Last but not least – last night at 2am, when the sun was low in the sky, somewhere in the Arctic Ocean, unexpectedly from the grey thick fog I saw a shining white rainbow and a field of icebergs. As it grew stronger and brighter I realized that this encompasses really how amazing the process of doing research is for me – you have never seen it before, it is beautiful, magical, and unexpected, and it keeps you curious and intrigued about what you see, and least but not last – although sometimes it might make no sense for others (like a white rainbow in the middle of a foggy day/night), it gives you a beautiful feeling of accomplishment because it is unique and brings unexpected results!

– Ioana Colfescu

Most days here in the Arctic have been cloudy, so it’s exciting whenever we see the Sun peek from behind the clouds – and rare sunny days have caused pure glee. But we don’t just say “cloudy,” “partly cloudy,” or “sunny,” like on the news. The Arctic climate depends on the whole system, which includes the atmosphere, ocean, and sea ice – and how all these things affect each other. So it’s vital that we have detailed observations of what the atmosphere is doing. Sasha Chernokulsky has been leading the cloud observations, or “cloud obs,” on the expedition, and several of the Summer School students are working with him to learn the process.

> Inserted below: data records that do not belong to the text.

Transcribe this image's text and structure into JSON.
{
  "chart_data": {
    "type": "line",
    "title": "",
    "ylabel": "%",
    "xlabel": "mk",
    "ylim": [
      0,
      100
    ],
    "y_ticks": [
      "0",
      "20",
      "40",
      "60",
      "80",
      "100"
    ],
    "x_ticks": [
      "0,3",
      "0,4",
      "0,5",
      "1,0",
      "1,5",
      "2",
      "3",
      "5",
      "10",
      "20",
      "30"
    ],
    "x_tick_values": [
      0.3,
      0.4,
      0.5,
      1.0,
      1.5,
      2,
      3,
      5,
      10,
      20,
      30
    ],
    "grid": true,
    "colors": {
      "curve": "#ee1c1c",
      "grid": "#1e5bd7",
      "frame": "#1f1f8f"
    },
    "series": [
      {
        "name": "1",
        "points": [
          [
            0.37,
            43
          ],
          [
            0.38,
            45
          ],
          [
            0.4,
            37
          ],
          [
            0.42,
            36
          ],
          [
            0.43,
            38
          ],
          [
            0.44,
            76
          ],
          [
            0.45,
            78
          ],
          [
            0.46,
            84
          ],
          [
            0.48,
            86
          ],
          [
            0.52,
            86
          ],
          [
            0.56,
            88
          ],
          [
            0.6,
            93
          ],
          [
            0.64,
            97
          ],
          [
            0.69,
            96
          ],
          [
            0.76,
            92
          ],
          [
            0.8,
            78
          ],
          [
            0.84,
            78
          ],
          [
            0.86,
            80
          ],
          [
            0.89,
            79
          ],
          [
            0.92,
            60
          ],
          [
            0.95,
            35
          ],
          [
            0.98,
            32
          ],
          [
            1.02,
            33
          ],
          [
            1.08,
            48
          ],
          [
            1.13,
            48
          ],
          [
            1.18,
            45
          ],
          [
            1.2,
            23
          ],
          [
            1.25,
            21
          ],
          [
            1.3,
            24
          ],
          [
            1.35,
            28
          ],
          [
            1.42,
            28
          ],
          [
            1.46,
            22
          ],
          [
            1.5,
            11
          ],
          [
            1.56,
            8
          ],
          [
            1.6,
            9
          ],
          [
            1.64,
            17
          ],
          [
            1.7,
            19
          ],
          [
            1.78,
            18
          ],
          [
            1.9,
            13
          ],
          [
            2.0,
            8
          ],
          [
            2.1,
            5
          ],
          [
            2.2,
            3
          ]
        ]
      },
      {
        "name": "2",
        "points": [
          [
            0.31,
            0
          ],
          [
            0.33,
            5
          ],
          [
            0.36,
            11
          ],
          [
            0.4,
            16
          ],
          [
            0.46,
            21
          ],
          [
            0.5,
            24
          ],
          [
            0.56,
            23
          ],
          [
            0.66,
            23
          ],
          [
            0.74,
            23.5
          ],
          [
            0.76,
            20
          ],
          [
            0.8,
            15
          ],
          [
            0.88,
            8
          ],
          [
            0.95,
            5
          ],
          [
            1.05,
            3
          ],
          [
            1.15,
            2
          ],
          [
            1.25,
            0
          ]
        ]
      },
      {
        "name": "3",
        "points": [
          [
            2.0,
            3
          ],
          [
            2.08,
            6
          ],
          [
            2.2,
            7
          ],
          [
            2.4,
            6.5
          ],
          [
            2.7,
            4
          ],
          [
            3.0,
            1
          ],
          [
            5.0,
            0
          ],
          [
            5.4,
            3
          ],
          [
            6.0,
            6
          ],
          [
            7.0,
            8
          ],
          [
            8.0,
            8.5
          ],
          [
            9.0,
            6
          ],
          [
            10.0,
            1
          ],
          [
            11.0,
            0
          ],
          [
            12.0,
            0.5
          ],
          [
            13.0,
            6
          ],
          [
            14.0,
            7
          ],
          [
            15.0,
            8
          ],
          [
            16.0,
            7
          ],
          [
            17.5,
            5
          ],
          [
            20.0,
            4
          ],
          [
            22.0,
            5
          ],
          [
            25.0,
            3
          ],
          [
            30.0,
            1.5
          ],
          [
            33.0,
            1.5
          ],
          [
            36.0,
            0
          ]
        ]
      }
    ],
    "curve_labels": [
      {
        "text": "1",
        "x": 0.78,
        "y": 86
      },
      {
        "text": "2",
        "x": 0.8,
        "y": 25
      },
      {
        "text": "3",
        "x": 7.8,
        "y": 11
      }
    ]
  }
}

Step 1: Go out on the top deck to get a full 360° view of the sky. This is where the experience comes in – you identify cloud type (cumulus, stratus, cirrus, or all the combinations of those, like stratocumulus, cumulocirrus, etc), and how much sky is covered by that cloud type on a scale of 0 to 10; 10 being full-sky coverage. (This is the standard Russian scale; according to the World Meteorological Organization, the scale is 0 to 8.) On this day, Irina and I were with Sasha out on the deck. Sasha explained that observations around the horizon are not reliable, so here we officially observed “total coverage” of flat layers of clouds with some rounded feature details (type: stratocumulus, scale: 10).

Step 2: Record your observations back in the Flight Tower (it’s a pretty sweet office, or lab, with a view of the ocean and the ship’s heli-deck). Make notes of cloud type, cloud coverage from 0 to 10, degree of visible Sun from N (not visible) to 2 (fully visible disk), and cloud height, as measured by the ceilometer. (This sends a laser upward, which reflects back down off the clouds. We know the speed of light, and we measure the time it takes, so we can calculate the height of clouds.)

Step 3: Come back in 1 hour, and repeat!